石沢課長はなぜ“理想の上司”と呼ばれるのか?
『今どきの若いモンは』を描き始めたきっかけは何だったのでしょうか?
吉谷先生
「こんな上司がいたらうれしいだろうな」という思いが直接のきっかけです。当時は短編漫画をいくつかSNSに投稿していて、そのうちの1本だった本作で予想以上の反響がありました。最初は短いページ数で大喜利的なネタを描いていましたが、「これだけでは続かない」と感じ、徐々に会社員の成長物語へとシフトしていきました。
「今どきの若いモンは」という言葉は、主に年長者が若い世代に対して「昔とは違うな」と、ネガティブな意味で世代間ギャップを嘆くときによく使われますよね。
吉谷先生
大学卒業後に2年弱、会社員をしていました。当時は上司や先輩から「今どきの若い子はダメだね」と否定的に言われた経験があります。僕はいま35歳で、いわゆる“ゆとり世代”と呼ばれる世代ですが、同世代なら同じ経験をした人も多いのではないでしょうか。そして、嫌な気持ちになった人も多いはず。
そうした経験から、「今どきの若いモンは」と言いながら逆に若手に寄り添ってくれたら、おもしろいだろうし、部下も喜ぶのではないかと、そんなライトな思いつきから、石沢課長の口癖が生まれました。
作中では、主人公の麦田が新入社員時代、仕事に慣れず苦労していると、石沢課長は「今どきの若いモンは真面目に働きすぎなんだよ」「今どきの若いモンは大変だよなぁ」「今どきの若いモンは気ぃ遣いすぎなんだよ」などと批判ではなく理解を示し、部下を尊重してくれます。

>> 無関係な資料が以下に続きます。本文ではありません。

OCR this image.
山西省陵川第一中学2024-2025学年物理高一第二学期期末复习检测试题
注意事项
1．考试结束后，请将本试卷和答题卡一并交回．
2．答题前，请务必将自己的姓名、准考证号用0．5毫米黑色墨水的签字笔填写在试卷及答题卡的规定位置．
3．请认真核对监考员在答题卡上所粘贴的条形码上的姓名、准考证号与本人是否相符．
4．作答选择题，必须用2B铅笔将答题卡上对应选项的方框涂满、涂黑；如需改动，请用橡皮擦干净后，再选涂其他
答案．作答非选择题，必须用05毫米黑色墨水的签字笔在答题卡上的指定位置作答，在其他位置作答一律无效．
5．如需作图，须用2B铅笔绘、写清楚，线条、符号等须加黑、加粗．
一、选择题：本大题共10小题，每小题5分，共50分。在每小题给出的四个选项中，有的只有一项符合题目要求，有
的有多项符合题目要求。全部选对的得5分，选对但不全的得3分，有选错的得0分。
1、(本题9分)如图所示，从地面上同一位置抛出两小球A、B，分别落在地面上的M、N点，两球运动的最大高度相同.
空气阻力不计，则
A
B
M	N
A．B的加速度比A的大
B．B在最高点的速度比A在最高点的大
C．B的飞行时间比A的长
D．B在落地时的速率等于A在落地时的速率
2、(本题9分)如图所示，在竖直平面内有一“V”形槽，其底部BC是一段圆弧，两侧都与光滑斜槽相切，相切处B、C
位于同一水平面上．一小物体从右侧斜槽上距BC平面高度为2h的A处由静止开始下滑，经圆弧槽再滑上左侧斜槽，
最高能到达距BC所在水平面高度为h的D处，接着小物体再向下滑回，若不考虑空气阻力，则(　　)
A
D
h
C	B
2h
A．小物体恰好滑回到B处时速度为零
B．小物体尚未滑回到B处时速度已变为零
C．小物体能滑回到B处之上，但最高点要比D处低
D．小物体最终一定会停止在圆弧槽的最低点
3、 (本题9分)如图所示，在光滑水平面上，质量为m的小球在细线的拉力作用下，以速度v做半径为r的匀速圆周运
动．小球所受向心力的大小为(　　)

「今どきの若いモンは」と言いながら、残業中の麦田に労いのコーヒーを渡す石沢課長(1話より)
理想の上司と言われる石沢課長の魅力はどのようなところにあるのでしょうか。
吉谷先生
石沢課長の魅力は人の気持ちを先回りしてわかってくれる点だと思います。「かっこよすぎるだろ~」と自分でも思いながら描いていて、読者にも共感してもらえているから、理想の上司と言われるのかなと思います(笑)。
石沢課長は一見コワモテで、多くを語らず不器用なところもあるけれど、細かいところによく気づく人物で、背中で語るかっこいい男です。
「今どきの若いモンは」という口癖は、表面では照れ隠しですが、深い部分では彼自身の昔の苦労した経験からくるものだと考えています。
石沢課長はなぜ、人の気持ちがわかるのでしょうか?
吉谷先生
石沢課長は部下全員を大事に思っているから、寄り添えるのかもしれません。部下が困っていることを察して、気持ちをくみとり、適切なタイミングで励まし導いていく。それだけでも十分なのに、見た目もイケオジ風なので、さらに好感度が上がるんでしょうね(笑)。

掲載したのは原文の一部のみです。